Maintenant dans les écoles, même à la garderie, on parle d’intimidation. On fait signer des contrats aux élèves pour leur faire promettre de ne pas intimider et de dénoncer s’ils sont victimes ou témoins d’intimidation. Les enseignants proposent des jeux de rôle pour que les réflexes des jeunes soient plus aiguisés lorsque vient le temps de montrer de l’assurance, de se défendre, d’aller chercher de l’aide. Des conférenciers sont invités, les directions d’école investissent dans la prévention. Des plans d’action sont prévus dans les cas où une réparation est nécessaire après des comportements inadéquats. Les parents savent de plus en plus qu’ils peuvent dénoncer la violence et les menaces verbales et physiques à la police et à la DPJ dans des cas extrêmes (lire : quand la sécurité d’une personne est compromise ou que les voies prévues pour régler le problème ne donnent pas de résultats).

Tout ça n’est pas toujours suffisant.
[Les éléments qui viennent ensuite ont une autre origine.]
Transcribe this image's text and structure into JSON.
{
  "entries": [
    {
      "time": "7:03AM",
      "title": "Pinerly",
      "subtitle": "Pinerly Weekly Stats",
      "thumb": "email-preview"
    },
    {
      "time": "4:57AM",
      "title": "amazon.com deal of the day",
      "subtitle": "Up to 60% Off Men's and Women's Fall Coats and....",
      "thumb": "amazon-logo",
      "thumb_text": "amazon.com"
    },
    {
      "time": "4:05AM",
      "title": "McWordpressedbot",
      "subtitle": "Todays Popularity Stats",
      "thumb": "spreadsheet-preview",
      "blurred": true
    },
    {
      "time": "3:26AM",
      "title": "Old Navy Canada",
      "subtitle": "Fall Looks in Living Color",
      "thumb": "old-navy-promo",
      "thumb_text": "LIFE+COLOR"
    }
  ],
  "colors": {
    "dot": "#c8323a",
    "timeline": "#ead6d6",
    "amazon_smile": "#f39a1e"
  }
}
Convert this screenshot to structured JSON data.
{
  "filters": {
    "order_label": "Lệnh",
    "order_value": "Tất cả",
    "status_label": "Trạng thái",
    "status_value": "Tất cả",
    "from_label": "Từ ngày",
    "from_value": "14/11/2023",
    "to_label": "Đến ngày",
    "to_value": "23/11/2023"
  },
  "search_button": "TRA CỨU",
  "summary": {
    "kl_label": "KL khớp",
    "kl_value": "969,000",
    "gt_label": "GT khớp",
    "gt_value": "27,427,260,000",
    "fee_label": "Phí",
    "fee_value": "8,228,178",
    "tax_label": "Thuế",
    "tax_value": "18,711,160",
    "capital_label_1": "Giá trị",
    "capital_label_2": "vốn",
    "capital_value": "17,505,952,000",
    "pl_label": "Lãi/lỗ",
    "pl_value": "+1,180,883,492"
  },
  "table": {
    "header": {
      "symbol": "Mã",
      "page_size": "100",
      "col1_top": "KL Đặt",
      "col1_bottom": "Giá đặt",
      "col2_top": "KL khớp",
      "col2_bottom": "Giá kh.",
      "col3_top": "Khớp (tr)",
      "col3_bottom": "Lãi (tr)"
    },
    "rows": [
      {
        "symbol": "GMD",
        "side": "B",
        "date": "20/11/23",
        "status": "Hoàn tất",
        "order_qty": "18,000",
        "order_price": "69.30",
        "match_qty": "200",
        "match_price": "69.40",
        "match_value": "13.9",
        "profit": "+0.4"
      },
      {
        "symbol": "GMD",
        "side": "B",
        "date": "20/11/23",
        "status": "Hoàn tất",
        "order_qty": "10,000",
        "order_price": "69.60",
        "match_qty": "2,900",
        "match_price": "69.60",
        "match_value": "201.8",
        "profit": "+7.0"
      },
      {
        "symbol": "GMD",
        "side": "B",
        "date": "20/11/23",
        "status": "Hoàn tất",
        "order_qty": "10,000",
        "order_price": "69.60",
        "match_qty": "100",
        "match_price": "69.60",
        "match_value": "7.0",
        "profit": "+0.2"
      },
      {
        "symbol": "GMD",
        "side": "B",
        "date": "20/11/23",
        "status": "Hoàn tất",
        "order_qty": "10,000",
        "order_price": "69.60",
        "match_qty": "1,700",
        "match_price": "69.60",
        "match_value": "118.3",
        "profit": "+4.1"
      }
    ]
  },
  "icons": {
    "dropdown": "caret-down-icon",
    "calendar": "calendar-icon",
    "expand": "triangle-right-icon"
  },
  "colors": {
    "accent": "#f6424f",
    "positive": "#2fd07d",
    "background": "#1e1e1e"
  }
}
Les « petits bums » modernes font parfois un ravage qui dépasse l’entendement. Parfois, l’intimidation s’avère mortelle. Elle tue le bien-être, la motivation, le sentiment de sécurité, l’estime personnelle de la victime, et aussi de son entourage. Et si elle n’est pas résolue, elle peut tuer l’être. Point.

Si le Littré définit le fait d’intimider par « Donner de la timidité, de la crainte à quelqu’un », on comprend que de nos jours, l’intimidation est plus vaste et dangereuse qu’avant. Elle a un réel impact sur les petits humains que nous avons mis au monde, mais aussi sur les familles et les écoles, et même dans les milieux de travail. Continuons d’en parler et d’agir, pour que nos petites poupées et nos petits oursons ne se sentent plus torturés.